New in Lex: Web search! (great for fact checking) and lots more
Hey! Nathan here, founder of Lex (https://lex.page), the modern writing platform with AI tools built in.
This week is a big one! We shipped:
Web search (using Perplexity) for Lex Pro users
DeepSeek R1 support
The Lex Writers Series. Our first episode features Carl Richards, bestselling author, NYTimes columnist, and Lex power user.
Some meaningful performance improvements, and more
Let’s get into it:
1. Web search
We love Perplexity. It’s amazing at quickly searching the web and having AI summarize the results. This is an amazing tool for fact checking and ensuring no hallucinations, and especially helpful with niche or timely topics.
Until now there wasn’t an easy way to bring Perplexity into our writing workflows with Lex. But today we just shipped a massive leap forward.
Here’s how it works:
New in @lexdotpage:
— Nathan Baschez (@nbashaw) January 28, 2025
Web search! 🌐
The easiest way to pull in real-time context from the web to inform your writing. Powered by @perplexity_ai's new Sonar API.

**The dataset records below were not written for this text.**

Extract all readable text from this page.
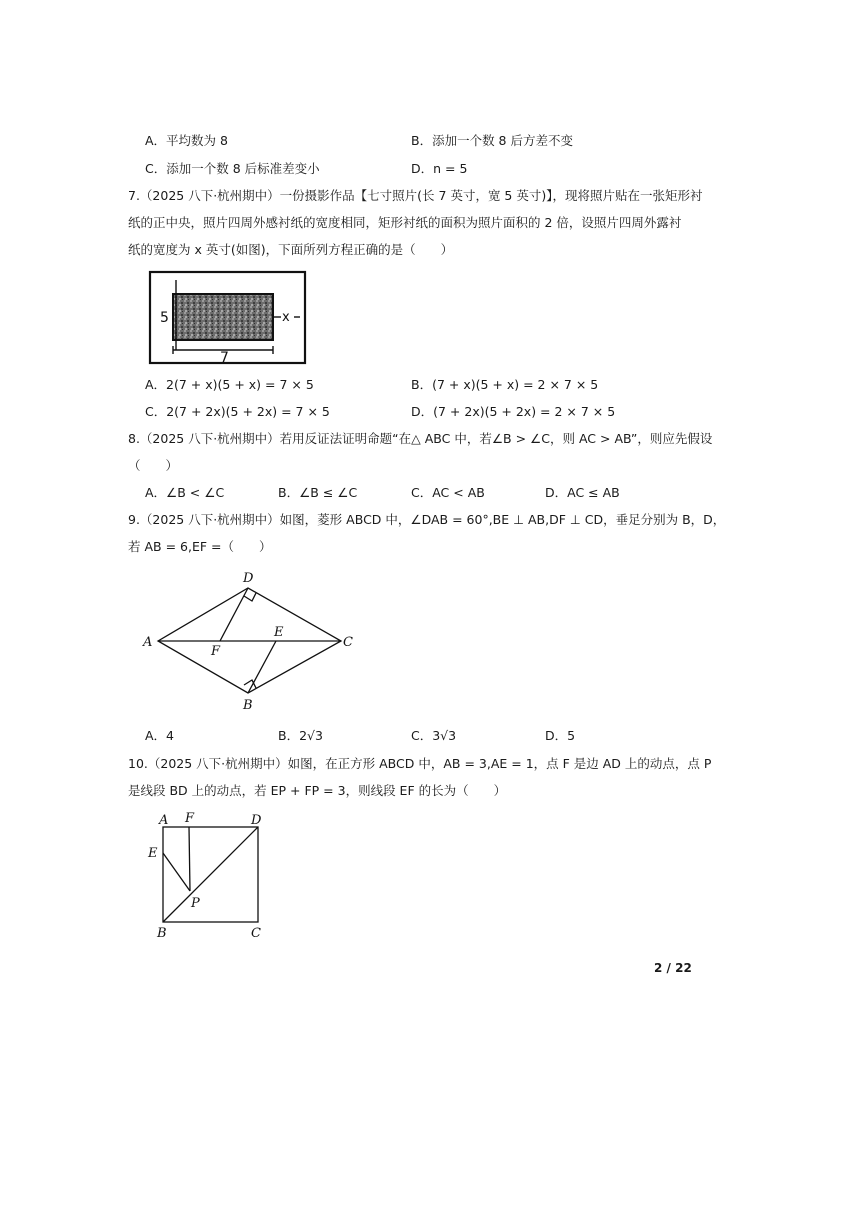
A．平均数为 8	B．添加一个数 8 后方差不变
C．添加一个数 8 后标准差变小	D．n = 5
7.（2025 八下·杭州期中）一份摄影作品【七寸照片(长 7 英寸，宽 5 英寸)】，现将照片贴在一张矩形衬
纸的正中央，照片四周外感衬纸的宽度相同，矩形衬纸的面积为照片面积的 2 倍，设照片四周外露衬
纸的宽度为 x 英寸(如图)，下面所列方程正确的是（　　）
5	x
7
A．2(7 + x)(5 + x) = 7 × 5	B．(7 + x)(5 + x) = 2 × 7 × 5
C．2(7 + 2x)(5 + 2x) = 7 × 5	D．(7 + 2x)(5 + 2x) = 2 × 7 × 5
8.（2025 八下·杭州期中）若用反证法证明命题“在△ ABC 中，若∠B > ∠C，则 AC > AB”，则应先假设
（　　）
A．∠B < ∠C	B．∠B ≤ ∠C	C．AC < AB	D．AC ≤ AB
9.（2025 八下·杭州期中）如图，菱形 ABCD 中，∠DAB = 60°,BE ⊥ AB,DF ⊥ CD，垂足分别为 B，D，
若 AB = 6,EF =（　　）
A
D
C
B
E
F
A．4	B．2√3	C．3√3	D．5
10.（2025 八下·杭州期中）如图，在正方形 ABCD 中，AB = 3,AE = 1，点 F 是边 AD 上的动点，点 P
是线段 BD 上的动点，若 EP + FP = 3，则线段 EF 的长为（　　）
A F	D
E
P
B	C
2 / 22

How it works is maybe a bit different than you'd expect (cont) pic.twitter.com/hze6U33BfA
When you're writing and you want to look something up, there are three distinct steps:
Understand what I actually want and translate it into a search query
Perform the search and interpret the results
Integrate the results into my document
Our new web search feature performs each step in the most intelligent way possible:
We look at your document, the current chat thread, and anything else you'd like to add to the context window (for example, context tags) and use that information to understand what you want, and generate a web search query for you.
Then, we use Perplexity to perform the search and summarize the results.
Finally, we pass the web results—along with your document, chat history, context tags, etc—to the LLM of your choice for overall analysis and integration into your document, including specific proposed edits.
Web search is available today for Lex Pro subscribers! Just hit the ‘web search’ toggle in Ask Lex to test it out!
2. DeepSeek R1
There’s a hot new model in town: DeepSeek R1 is the first open source “reasoning model” to show comparable performance with OpenAI’s o1 on several benchmarks.
Start today, DeepSeek R1 is available in Lex Pro! This model is built for analytical thinking, problem-solving, and handling complex topics with nuance. When you use it in Lex, it’ll outline it’s thinking before responding.
We’ve had a lot of fun testing it out, and can’t wait to hear how the Lex community puts it to use!
PS—The privacy-conscious among you may be curious which provider we use to serve open-source models like DeepSeek R1. The answer is Together.ai, an American company that has an excellent privacy policy and does not retain or train on your data.
PPS—Fun fact, I fact checked the above statement about Together.ai using our new Web search feature and DeepSeek, and it worked beautifully! (I verified manually, too.)
3. Lex Writer Series - Episode 1
In the first episode of our new video series, we meet with Carl Richards (former New York Times columnist and bestselling author of The Behavior Gap and The One-Page Financial Plan) to explore one of our favorite Lex use-cases: using your past writing to teach AI to be an editor that brings out the best of your personal writing style.
Give it a watch and tell us what you think!
4. All your Lex questions answered in one place
We've just launched Lex Docs – a collection of essays (including the 2024 Annual Letter we released last week), how-to guides, info about Pro, and policies. Whether you're new to Lex or a power user looking to make sure you’re getting the most out of a feature, you'll find what you need here.
Of course, if you still have questions, we’re always happy to help at hello@lex.page!
5. Performance + miscellany
A couple months ago, we mentioned that we were investigating some issues around performance and connecting with our AI providers. We've made significant progress on two fronts:
The calls were coming from outside the house: We discovered that many of the issues were actually coming from our AI partners' outages, not Lex itself. Going forward, you'll get a clear notification when there are AI provider issues so you can switch to a different AI model and keep working without interruption.
We still improved performance: This exercise exposed a few ways we could make Lex faster and more reliable across the board. We shipped those improvements too and especially on longer docs with a lot of edit history you may have noticed significant improvements.
We shipped some other nice things:
We improved the prompt that generates chat thread titles to be less repetitive and more descriptive
We tweaked the system prompt in Ask Lex to be a bit less eager to suggest specific edits, although we still have more work to do here.
We fixed a bug with Context Tags that prevented users from deleting attachments
We added keyboard shortcut hints for adding a comment (hint: it’s the same shortcut as google docs)
We have more work to do, but we’re happy with the progress so far!
That's it for this week! Thank you for your time and support – it means the world to us.